When Looking at Wants vs Needs in a Relationship
A relationship between two people who are in love is a wonderful thing. The bond they share is precious, and not everyone is lucky enough to find something real with another person in the artificial world we live in. A real relationship is a connection that puts both people at ease with the other. What they share among them is something that cannot be shared with others.
But people these days get into a relationship without knowing what they want out of it. They feel as if something is missing from their lives, and to fill it, they rush into a relationship and form a temporary link with another individual. This link is weak and feeble, so it breaks rather easily by the person who wants to have changed.
That’s the thing about wants vs needs in a relationship. To understand the difference between the two, try to remember how many things have been there in your life that you have wanted? A car, phone, or laptop? Any materialistic thing that you just wanted and got it, what happened later? The feeling of wanting it ended because you got it. That is what happens when you want something or someone. As soon as you have it or have them, you no longer feel like wanting it or wanting them. You get bored.
Now let’s explore needs. To need something means you need it in your life, and it is almost impossible to continue living without that particular thing. For example, oxygen is a need, water is a need, and living under a stable roof is a need. Nobody gets bored with living in a house. You’re always going to need to live in a house. Just like that, when there is a true connection with someone, which is very rare to find, you will always need them in your lives.
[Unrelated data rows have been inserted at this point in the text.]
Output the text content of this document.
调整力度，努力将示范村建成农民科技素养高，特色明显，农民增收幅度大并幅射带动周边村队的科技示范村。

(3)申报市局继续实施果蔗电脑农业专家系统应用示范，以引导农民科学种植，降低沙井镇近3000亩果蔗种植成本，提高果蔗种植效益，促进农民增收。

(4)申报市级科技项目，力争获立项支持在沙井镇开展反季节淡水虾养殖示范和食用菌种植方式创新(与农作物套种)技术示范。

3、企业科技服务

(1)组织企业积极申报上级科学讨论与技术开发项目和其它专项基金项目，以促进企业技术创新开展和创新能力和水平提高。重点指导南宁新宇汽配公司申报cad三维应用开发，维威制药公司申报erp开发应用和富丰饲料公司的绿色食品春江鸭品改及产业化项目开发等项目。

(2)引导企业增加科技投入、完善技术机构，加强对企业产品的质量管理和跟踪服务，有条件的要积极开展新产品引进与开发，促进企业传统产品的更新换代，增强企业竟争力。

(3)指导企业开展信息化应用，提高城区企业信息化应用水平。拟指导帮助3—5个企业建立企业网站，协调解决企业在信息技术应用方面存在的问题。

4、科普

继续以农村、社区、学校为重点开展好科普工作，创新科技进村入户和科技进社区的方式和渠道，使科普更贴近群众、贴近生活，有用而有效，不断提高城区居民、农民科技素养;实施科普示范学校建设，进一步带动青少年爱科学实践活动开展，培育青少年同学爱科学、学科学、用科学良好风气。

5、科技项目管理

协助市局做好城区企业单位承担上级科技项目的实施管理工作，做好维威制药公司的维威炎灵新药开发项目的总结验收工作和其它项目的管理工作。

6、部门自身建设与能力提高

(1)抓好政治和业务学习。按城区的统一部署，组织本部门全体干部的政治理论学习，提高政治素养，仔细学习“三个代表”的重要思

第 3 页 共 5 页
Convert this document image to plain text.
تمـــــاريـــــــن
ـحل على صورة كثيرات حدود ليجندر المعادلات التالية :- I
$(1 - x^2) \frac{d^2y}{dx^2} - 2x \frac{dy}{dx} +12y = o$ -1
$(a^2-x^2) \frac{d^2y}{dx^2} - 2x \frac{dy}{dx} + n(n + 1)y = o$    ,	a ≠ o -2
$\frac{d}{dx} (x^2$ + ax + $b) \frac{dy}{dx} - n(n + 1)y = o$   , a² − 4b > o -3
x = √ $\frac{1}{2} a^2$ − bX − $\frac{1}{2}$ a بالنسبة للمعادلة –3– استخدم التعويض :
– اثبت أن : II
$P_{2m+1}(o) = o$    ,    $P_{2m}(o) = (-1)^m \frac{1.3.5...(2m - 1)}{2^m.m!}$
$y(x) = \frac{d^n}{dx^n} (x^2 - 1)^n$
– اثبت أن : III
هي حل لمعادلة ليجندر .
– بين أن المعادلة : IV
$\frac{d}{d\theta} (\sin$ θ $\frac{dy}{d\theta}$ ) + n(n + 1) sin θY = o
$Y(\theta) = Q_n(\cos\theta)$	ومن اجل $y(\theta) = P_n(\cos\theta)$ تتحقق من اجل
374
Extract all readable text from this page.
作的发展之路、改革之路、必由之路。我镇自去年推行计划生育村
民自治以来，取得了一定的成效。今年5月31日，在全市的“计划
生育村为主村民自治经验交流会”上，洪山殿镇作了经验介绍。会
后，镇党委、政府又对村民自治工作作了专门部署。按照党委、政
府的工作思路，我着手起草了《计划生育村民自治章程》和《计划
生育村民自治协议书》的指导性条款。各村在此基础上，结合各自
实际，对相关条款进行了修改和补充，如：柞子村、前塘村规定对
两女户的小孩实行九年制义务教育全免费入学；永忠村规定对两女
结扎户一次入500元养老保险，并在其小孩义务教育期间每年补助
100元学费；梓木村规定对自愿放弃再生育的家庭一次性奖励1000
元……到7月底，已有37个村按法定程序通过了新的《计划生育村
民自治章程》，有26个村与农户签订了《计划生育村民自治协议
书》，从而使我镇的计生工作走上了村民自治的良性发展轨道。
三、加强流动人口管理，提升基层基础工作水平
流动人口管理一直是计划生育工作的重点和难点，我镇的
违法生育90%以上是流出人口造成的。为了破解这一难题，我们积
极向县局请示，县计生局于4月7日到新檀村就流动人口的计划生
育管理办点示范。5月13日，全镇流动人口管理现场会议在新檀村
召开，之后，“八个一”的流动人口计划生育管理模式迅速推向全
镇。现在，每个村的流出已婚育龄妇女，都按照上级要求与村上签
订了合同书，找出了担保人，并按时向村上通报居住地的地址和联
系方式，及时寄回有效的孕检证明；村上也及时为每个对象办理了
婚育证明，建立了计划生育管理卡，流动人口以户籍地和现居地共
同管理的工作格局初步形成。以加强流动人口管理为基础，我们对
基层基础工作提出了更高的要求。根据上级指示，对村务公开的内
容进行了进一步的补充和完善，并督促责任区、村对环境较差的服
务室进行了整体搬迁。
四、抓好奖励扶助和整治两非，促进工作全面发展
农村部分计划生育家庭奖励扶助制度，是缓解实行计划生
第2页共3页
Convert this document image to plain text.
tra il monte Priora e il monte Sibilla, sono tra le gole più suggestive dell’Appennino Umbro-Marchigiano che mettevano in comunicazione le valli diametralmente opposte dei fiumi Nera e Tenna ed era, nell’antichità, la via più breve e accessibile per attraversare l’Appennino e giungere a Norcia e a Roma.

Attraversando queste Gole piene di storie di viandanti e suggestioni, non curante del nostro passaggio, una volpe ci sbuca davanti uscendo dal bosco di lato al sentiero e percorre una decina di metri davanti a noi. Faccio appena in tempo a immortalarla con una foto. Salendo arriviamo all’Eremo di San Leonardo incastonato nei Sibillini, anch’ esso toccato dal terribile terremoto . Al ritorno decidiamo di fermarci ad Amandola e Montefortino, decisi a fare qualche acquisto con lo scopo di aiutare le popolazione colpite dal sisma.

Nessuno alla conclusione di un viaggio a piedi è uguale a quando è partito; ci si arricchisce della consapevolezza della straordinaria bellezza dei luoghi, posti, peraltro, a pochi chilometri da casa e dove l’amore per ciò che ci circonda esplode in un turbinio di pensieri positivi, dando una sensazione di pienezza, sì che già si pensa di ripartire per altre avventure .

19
Their existence and their presence will surpass the mere feeling of want and reach a level of need.
Now that the concept of differences between wants and needs has been established, what a person wants vs needs in a relationship can be more easily figured out between partners. When you are looking for a want in a relationship, try to consider the real ones from temporary ones. And when you are talking about the needs in a relationship, be careful to emphasize long term needs for both you and your partner.